# Rotationally equivariant graph neural networks for integrated circuits

This file contains some rough notes on how you might apply rotational equivariance to
a graph neural network (GNN) model describing an integrated circuit (IC).
Any (scalar) predictions you make using a GNN should not change if you rotate the coordinates of the components in the IC in the XY plane.  *(The laws of physics that govern the IC are the same at any orientation.)*  But if you use an ordinary GNN model, this is not guaranteed.

This document explains how to exploit this rotational symmetry to improve the accuracy of a GNN model.

## Why bother?

Many models are rotationally inviariant.  In general, exploiting symmetry can improve model performace and robustness.  Equivariance is commonly used to improve the accuracy of molecular models *(eg.
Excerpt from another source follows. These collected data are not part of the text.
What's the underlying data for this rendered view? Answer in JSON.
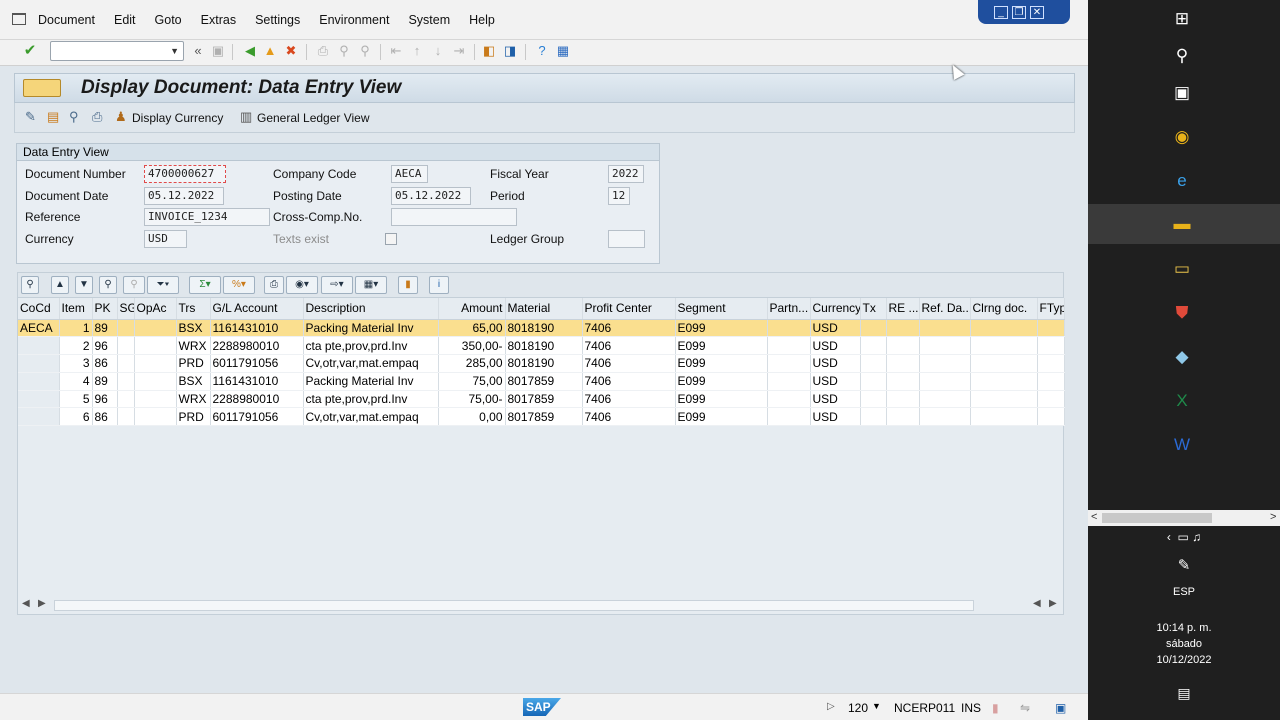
{
  "menu": {
    "items": [
      "Document",
      "Edit",
      "Goto",
      "Extras",
      "Settings",
      "Environment",
      "System",
      "Help"
    ]
  },
  "window_buttons": [
    "minimize",
    "restore",
    "close"
  ],
  "toolbar": {
    "command_field": "",
    "icons": [
      "enter-icon",
      "back-icon",
      "exit-icon",
      "cancel-icon",
      "print-icon",
      "find-icon",
      "find-next-icon",
      "first-page-icon",
      "prev-page-icon",
      "next-page-icon",
      "last-page-icon",
      "new-session-icon",
      "shortcut-icon",
      "help-icon",
      "customize-icon"
    ]
  },
  "page": {
    "title": "Display Document: Data Entry View",
    "app_toolbar": {
      "display_currency": "Display Currency",
      "general_ledger_view": "General Ledger View"
    }
  },
  "header": {
    "group_title": "Data Entry View",
    "document_number_label": "Document Number",
    "document_number": "4700000627",
    "company_code_label": "Company Code",
    "company_code": "AECA",
    "fiscal_year_label": "Fiscal Year",
    "fiscal_year": "2022",
    "document_date_label": "Document Date",
    "document_date": "05.12.2022",
    "posting_date_label": "Posting Date",
    "posting_date": "05.12.2022",
    "period_label": "Period",
    "period": "12",
    "reference_label": "Reference",
    "reference": "INVOICE_1234",
    "cross_comp_label": "Cross-Comp.No.",
    "cross_comp": "",
    "currency_label": "Currency",
    "currency": "USD",
    "texts_exist_label": "Texts exist",
    "texts_exist": false,
    "ledger_group_label": "Ledger Group",
    "ledger_group": ""
  },
  "grid": {
    "columns": [
      "CoCd",
      "Item",
      "PK",
      "SG",
      "OpAc",
      "Trs",
      "G/L Account",
      "Description",
      "Amount",
      "Material",
      "Profit Center",
      "Segment",
      "Partn...",
      "Currency",
      "Tx",
      "RE ...",
      "Ref. Da...",
      "Clrng doc.",
      "FTyp"
    ],
    "rows": [
      {
        "cocd": "AECA",
        "item": "1",
        "pk": "89",
        "sg": "",
        "opac": "",
        "trs": "BSX",
        "gl": "1161431010",
        "desc": "Packing Material Inv",
        "amount": "65,00",
        "material": "8018190",
        "pc": "7406",
        "segment": "E099",
        "partn": "",
        "currency": "USD"
      },
      {
        "cocd": "",
        "item": "2",
        "pk": "96",
        "sg": "",
        "opac": "",
        "trs": "WRX",
        "gl": "2288980010",
        "desc": "cta pte,prov,prd.Inv",
        "amount": "350,00-",
        "material": "8018190",
        "pc": "7406",
        "segment": "E099",
        "partn": "",
        "currency": "USD"
      },
      {
        "cocd": "",
        "item": "3",
        "pk": "86",
        "sg": "",
        "opac": "",
        "trs": "PRD",
        "gl": "6011791056",
        "desc": "Cv,otr,var,mat.empaq",
        "amount": "285,00",
        "material": "8018190",
        "pc": "7406",
        "segment": "E099",
        "partn": "",
        "currency": "USD"
      },
      {
        "cocd": "",
        "item": "4",
        "pk": "89",
        "sg": "",
        "opac": "",
        "trs": "BSX",
        "gl": "1161431010",
        "desc": "Packing Material Inv",
        "amount": "75,00",
        "material": "8017859",
        "pc": "7406",
        "segment": "E099",
        "partn": "",
        "currency": "USD"
      },
      {
        "cocd": "",
        "item": "5",
        "pk": "96",
        "sg": "",
        "opac": "",
        "trs": "WRX",
        "gl": "2288980010",
        "desc": "cta pte,prov,prd.Inv",
        "amount": "75,00-",
        "material": "8017859",
        "pc": "7406",
        "segment": "E099",
        "partn": "",
        "currency": "USD"
      },
      {
        "cocd": "",
        "item": "6",
        "pk": "86",
        "sg": "",
        "opac": "",
        "trs": "PRD",
        "gl": "6011791056",
        "desc": "Cv,otr,var,mat.empaq",
        "amount": "0,00",
        "material": "8017859",
        "pc": "7406",
        "segment": "E099",
        "partn": "",
        "currency": "USD"
      }
    ]
  },
  "status": {
    "client": "120",
    "system": "NCERP011",
    "mode": "INS",
    "logo": "SAP"
  },
  "taskbar": {
    "language": "ESP",
    "time": "10:14 p. m.",
    "day": "sábado",
    "date": "10/12/2022"
  }
}
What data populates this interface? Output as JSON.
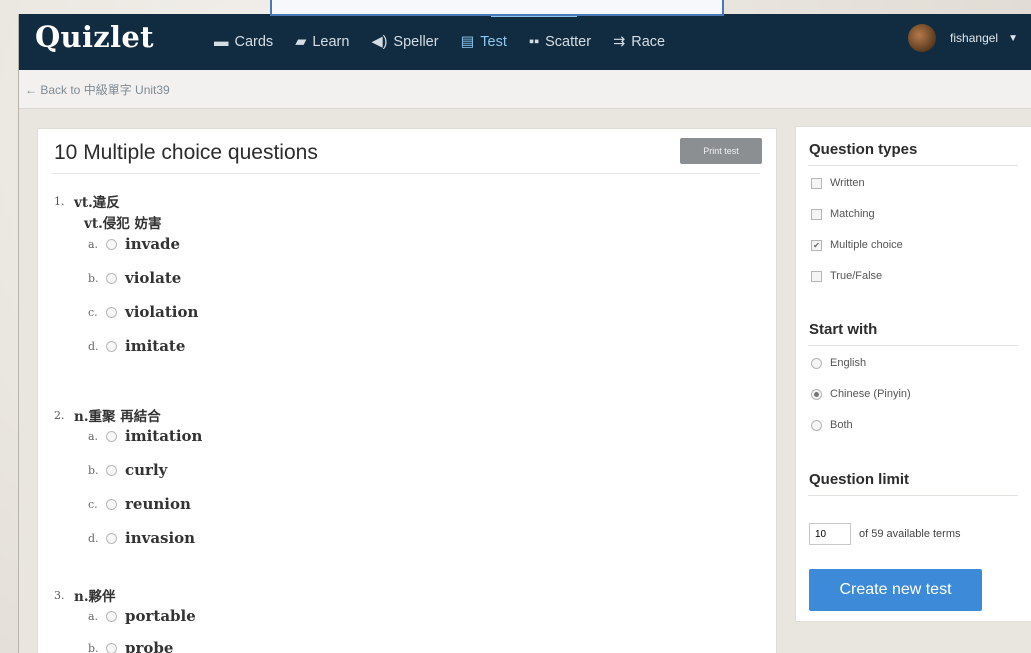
{
  "app": {
    "logo": "Quizlet"
  },
  "nav": [
    {
      "label": "Cards",
      "icon": "cards-icon",
      "glyph": "▬",
      "active": false
    },
    {
      "label": "Learn",
      "icon": "learn-icon",
      "glyph": "▰",
      "active": false
    },
    {
      "label": "Speller",
      "icon": "speaker-icon",
      "glyph": "◀)",
      "active": false
    },
    {
      "label": "Test",
      "icon": "test-document-icon",
      "glyph": "▤",
      "active": true
    },
    {
      "label": "Scatter",
      "icon": "scatter-icon",
      "glyph": "▪▪",
      "active": false
    },
    {
      "label": "Race",
      "icon": "race-icon",
      "glyph": "⇉",
      "active": false
    }
  ],
  "user": {
    "name": "fishangel",
    "caret": "▼"
  },
  "subnav": {
    "back": "← Back to 中級單字 Unit39"
  },
  "test": {
    "title": "10 Multiple choice questions",
    "print_label": "Print test",
    "questions": [
      {
        "num": "1.",
        "lines": [
          "vt.違反",
          "vt.侵犯 妨害"
        ],
        "options": [
          {
            "letter": "a.",
            "word": "invade"
          },
          {
            "letter": "b.",
            "word": "violate"
          },
          {
            "letter": "c.",
            "word": "violation"
          },
          {
            "letter": "d.",
            "word": "imitate"
          }
        ]
      },
      {
        "num": "2.",
        "lines": [
          "n.重聚 再結合"
        ],
        "options": [
          {
            "letter": "a.",
            "word": "imitation"
          },
          {
            "letter": "b.",
            "word": "curly"
          },
          {
            "letter": "c.",
            "word": "reunion"
          },
          {
            "letter": "d.",
            "word": "invasion"
          }
        ]
      },
      {
        "num": "3.",
        "lines": [
          "n.夥伴"
        ],
        "options": [
          {
            "letter": "a.",
            "word": "portable"
          },
          {
            "letter": "b.",
            "word": "probe"
          }
        ]
      }
    ]
  },
  "sidebar": {
    "question_types": {
      "heading": "Question types",
      "items": [
        {
          "label": "Written",
          "checked": false
        },
        {
          "label": "Matching",
          "checked": false
        },
        {
          "label": "Multiple choice",
          "checked": true
        },
        {
          "label": "True/False",
          "checked": false
        }
      ]
    },
    "start_with": {
      "heading": "Start with",
      "items": [
        {
          "label": "English",
          "selected": false
        },
        {
          "label": "Chinese (Pinyin)",
          "selected": true
        },
        {
          "label": "Both",
          "selected": false
        }
      ]
    },
    "question_limit": {
      "heading": "Question limit",
      "value": "10",
      "suffix": "of 59 available terms"
    },
    "create_label": "Create new test"
  }
}
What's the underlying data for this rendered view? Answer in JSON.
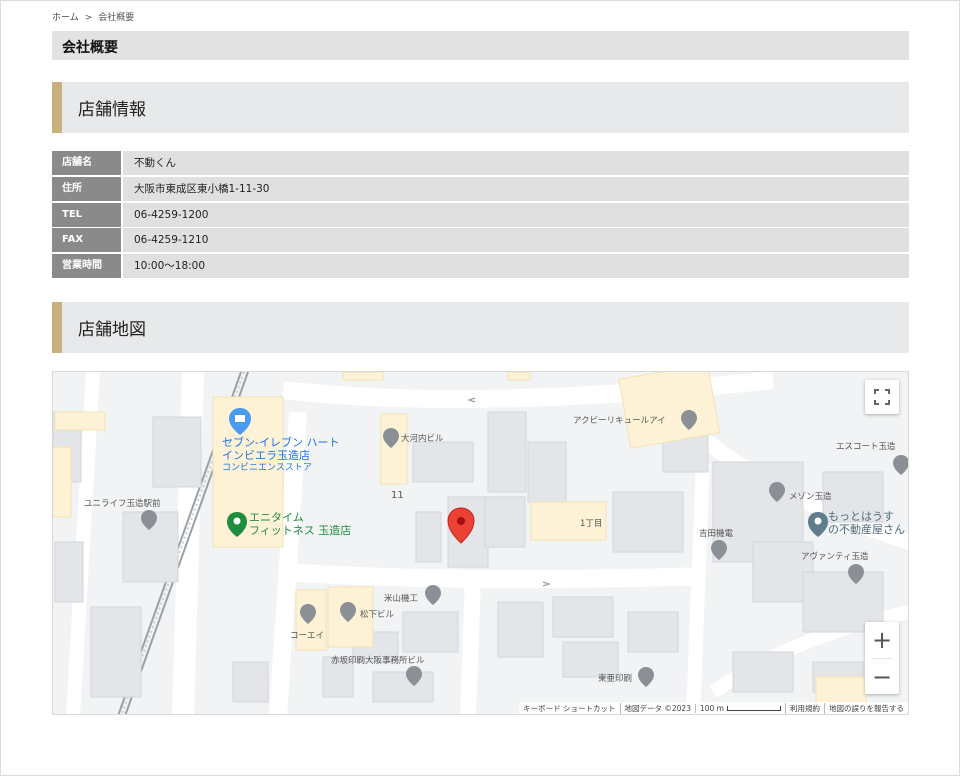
{
  "breadcrumb": {
    "home": "ホーム",
    "separator": ">",
    "current": "会社概要"
  },
  "page_title": "会社概要",
  "store_info": {
    "heading": "店舗情報",
    "rows": [
      {
        "label": "店舗名",
        "value": "不動くん"
      },
      {
        "label": "住所",
        "value": "大阪市東成区東小橋1-11-30"
      },
      {
        "label": "TEL",
        "value": "06-4259-1200"
      },
      {
        "label": "FAX",
        "value": "06-4259-1210"
      },
      {
        "label": "営業時間",
        "value": "10:00〜18:00"
      }
    ]
  },
  "store_map": {
    "heading": "店舗地図",
    "labels": {
      "seven_line1": "セブン-イレブン ハート",
      "seven_line2": "インビエラ玉造店",
      "seven_sub": "コンビニエンスストア",
      "anytime_line1": "エニタイム",
      "anytime_line2": "フィットネス 玉造店",
      "unilife": "ユニライフ玉造駅前",
      "taiga": "大河内ビル",
      "block11": "11",
      "chome1": "1丁目",
      "acubie": "アクビーリキュールアイ",
      "escort": "エスコート玉造",
      "maison": "メゾン玉造",
      "yoshida": "吉田機電",
      "motto_line1": "もっとはうす",
      "motto_line2": "の不動産屋さん",
      "avante": "アヴァンティ玉造",
      "yoneyama": "米山機工",
      "matsushita": "松下ビル",
      "koei": "コーエイ",
      "akasaka": "赤坂印刷大阪事務所ビル",
      "toa": "東亜印刷"
    },
    "controls": {
      "zoom_in": "+",
      "zoom_out": "−"
    },
    "attribution": {
      "keyboard": "キーボード ショートカット",
      "mapdata": "地図データ ©2023",
      "scale": "100 m",
      "terms": "利用規約",
      "report": "地図の誤りを報告する"
    },
    "colors": {
      "green_poi": "#1e8e3e",
      "blue_poi": "#1a73e8",
      "marker": "#ea4335"
    }
  },
  "icons": [
    "fullscreen-icon",
    "location-pin-icon",
    "shop-pin-icon",
    "fitness-pin-icon",
    "grey-poi-pin-icon"
  ]
}
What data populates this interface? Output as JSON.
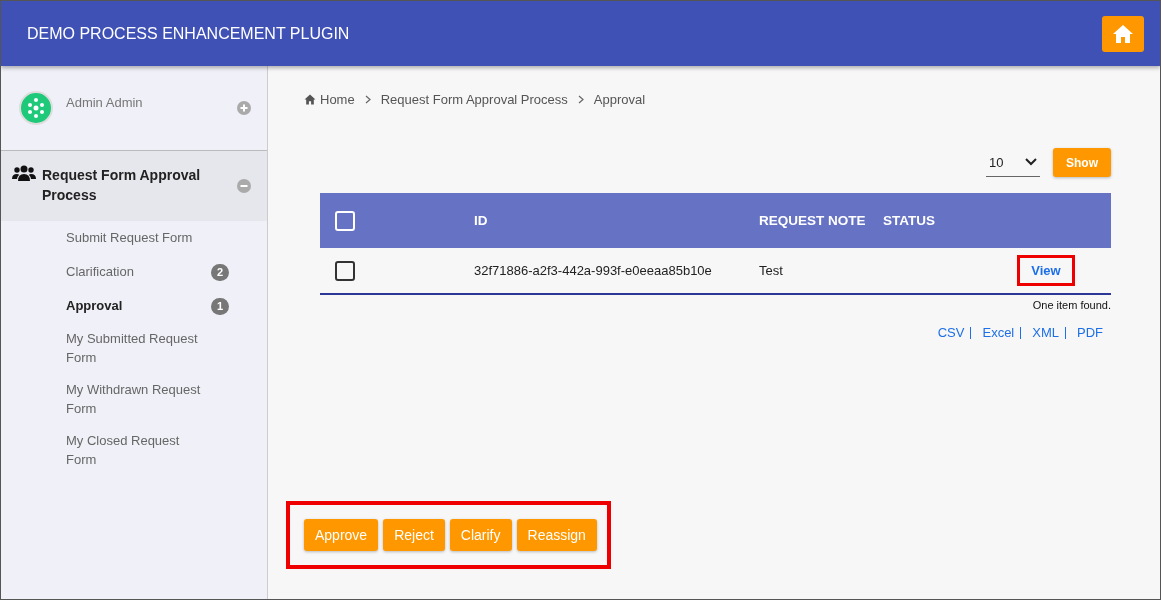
{
  "header": {
    "title": "DEMO PROCESS ENHANCEMENT PLUGIN"
  },
  "sidebar": {
    "user": "Admin Admin",
    "group": {
      "title": "Request Form Approval Process",
      "expanded": true
    },
    "items": [
      {
        "label": "Submit Request Form",
        "selected": false
      },
      {
        "label": "Clarification",
        "selected": false,
        "badge": "2"
      },
      {
        "label": "Approval",
        "selected": true,
        "badge": "1"
      },
      {
        "label": "My Submitted Request Form",
        "selected": false
      },
      {
        "label": "My Withdrawn Request Form",
        "selected": false
      },
      {
        "label": "My Closed Request Form",
        "selected": false
      }
    ]
  },
  "breadcrumb": [
    "Home",
    "Request Form Approval Process",
    "Approval"
  ],
  "page_size": {
    "value": "10",
    "button": "Show"
  },
  "table": {
    "select_all_checked": false,
    "columns": [
      "ID",
      "REQUEST NOTE",
      "STATUS"
    ],
    "rows": [
      {
        "checked": false,
        "id": "32f71886-a2f3-442a-993f-e0eeaa85b10e",
        "note": "Test",
        "action": "View",
        "highlighted": true
      }
    ],
    "footer": "One item found."
  },
  "exports": [
    "CSV",
    "Excel",
    "XML",
    "PDF"
  ],
  "actions": {
    "highlighted": true,
    "buttons": [
      "Approve",
      "Reject",
      "Clarify",
      "Reassign"
    ]
  }
}
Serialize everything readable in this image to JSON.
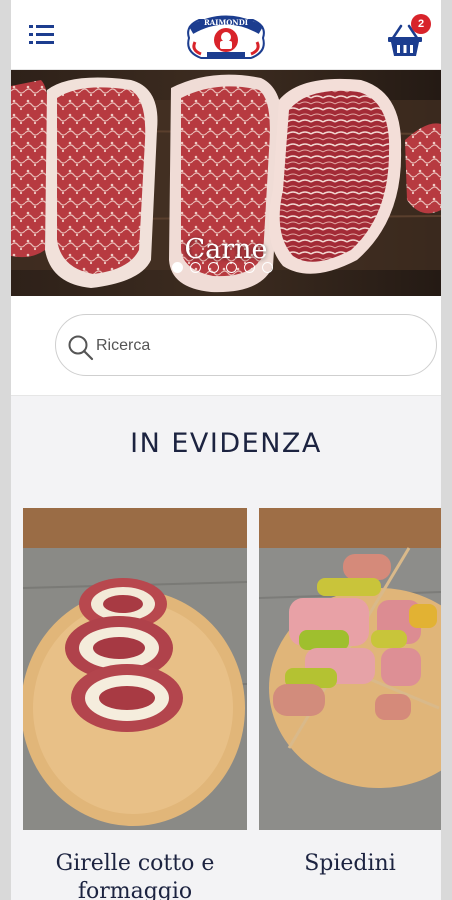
{
  "header": {
    "menu_icon": "hamburger-menu-icon",
    "logo_text": "RAIMONDI",
    "cart_icon": "shopping-basket-icon",
    "cart_count": "2",
    "badge_color": "#d8232a",
    "brand_color": "#1c3d8f"
  },
  "hero": {
    "title": "Carne",
    "slide_count": 6,
    "active_slide": 0
  },
  "search": {
    "placeholder": "Ricerca",
    "icon": "search-icon"
  },
  "featured": {
    "title": "IN EVIDENZA",
    "items": [
      {
        "name": "Girelle cotto e formaggio"
      },
      {
        "name": "Spiedini"
      }
    ]
  }
}
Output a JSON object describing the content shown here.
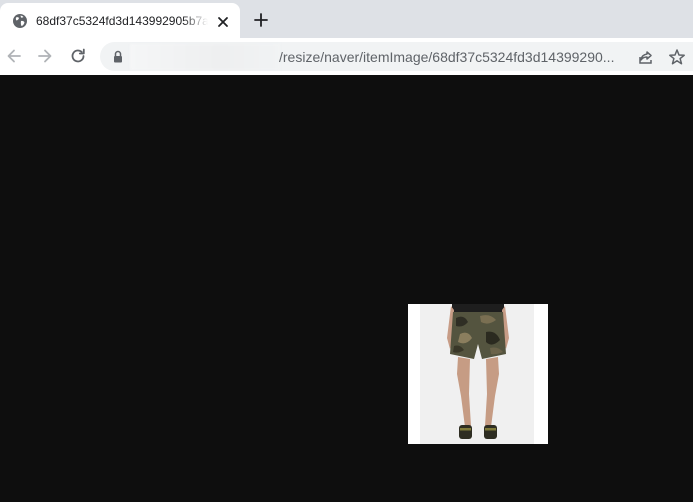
{
  "tab": {
    "title": "68df37c5324fd3d143992905b7a",
    "favicon": "globe-icon",
    "close_icon": "close-icon"
  },
  "new_tab": {
    "icon": "plus-icon"
  },
  "toolbar": {
    "back_icon": "back-arrow-icon",
    "forward_icon": "forward-arrow-icon",
    "reload_icon": "reload-icon",
    "lock_icon": "lock-icon",
    "url_visible": "/resize/naver/itemImage/68df37c5324fd3d14399290...",
    "share_icon": "share-icon",
    "bookmark_icon": "star-icon"
  },
  "page": {
    "background": "#0e0e0e",
    "image": {
      "description": "product-photo-camo-shorts",
      "background": "#f2f2f2"
    }
  },
  "colors": {
    "tabstrip": "#dee1e6",
    "toolbar": "#ffffff",
    "omnibox": "#f1f3f4",
    "icon": "#5f6368"
  }
}
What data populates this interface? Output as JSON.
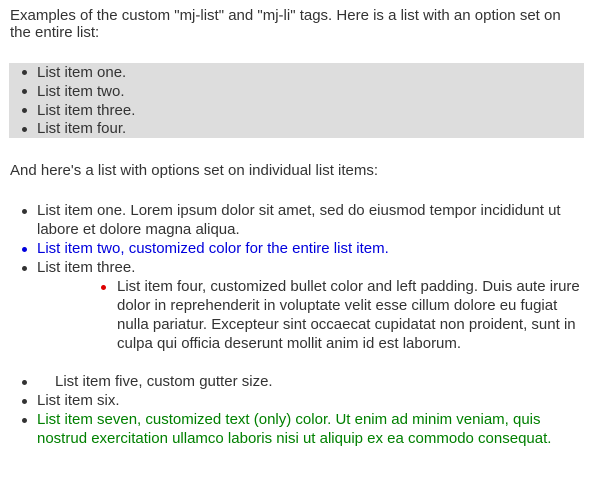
{
  "intro": "Examples of the custom \"mj-list\" and \"mj-li\" tags. Here is a list with an option set on the entire list:",
  "list1": {
    "items": [
      "List item one.",
      "List item two.",
      "List item three.",
      "List item four."
    ]
  },
  "para2": "And here's a list with options set on individual list items:",
  "list2": {
    "item1": "List item one. Lorem ipsum dolor sit amet, sed do eiusmod tempor incididunt ut labore et dolore magna aliqua.",
    "item2": "List item two, customized color for the entire list item.",
    "item3": "List item three.",
    "item4": "List item four, customized bullet color and left padding. Duis aute irure dolor in reprehenderit in voluptate velit esse cillum dolore eu fugiat nulla pariatur. Excepteur sint occaecat cupidatat non proident, sunt in culpa qui officia deserunt mollit anim id est laborum.",
    "item5": "List item five, custom gutter size.",
    "item6": "List item six.",
    "item7": "List item seven, customized text (only) color. Ut enim ad minim veniam, quis nostrud exercitation ullamco laboris nisi ut aliquip ex ea commodo consequat."
  },
  "colors": {
    "text": "#333333",
    "list_background": "#dddddd",
    "item2_color": "#0000dd",
    "item4_bullet": "#dd0000",
    "item7_color": "#008000"
  }
}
AlphaFold2)* and CNNs.  Here is a visually striking example of the benefits of applying equivariance to CNNs:

### Example 1
The output of a conventional CNN is not rotationally equivariant.

https://github.com/QUVA-Lab/escnn/raw/master/visualizations/conventional_cnn.gif

### Example 2
Output of an equivariant CNN

https://github.com/QUVA-Lab/escnn/raw/master/visualizations/vectorfield.gif

*(Credit: Maurice Weiler, Gabriele Cesa)*

## GNN notation

![simple_graph_with_edge_attributes](./images/simple_graph_with_edge_attributes.svg)

General form of the update rule that most GNNs use to update their node attributes:

$h^\prime_i\ =\ \mathcal{U}\left(h_i \ , \ \bigoplus\limits_{j\in \mathcal{N}(i)}\ \mathcal{m}(h_i,\ h_j,\ e_{ij}) \right)$

Where:
 - $h_i$  are node attributes (for circuit components, their terminals, and points of interest along the wires in the circuit).

 - $e_{ij}$  are (optional) edge attributes between nodes $i$ and $j$.  ($e_{ij}$ might encode whether nodes $i$ and $j$ are nearby and/or directly connected by a wire.)

 - $\mathcal{N}(i)$ are the neighbors of node $i$.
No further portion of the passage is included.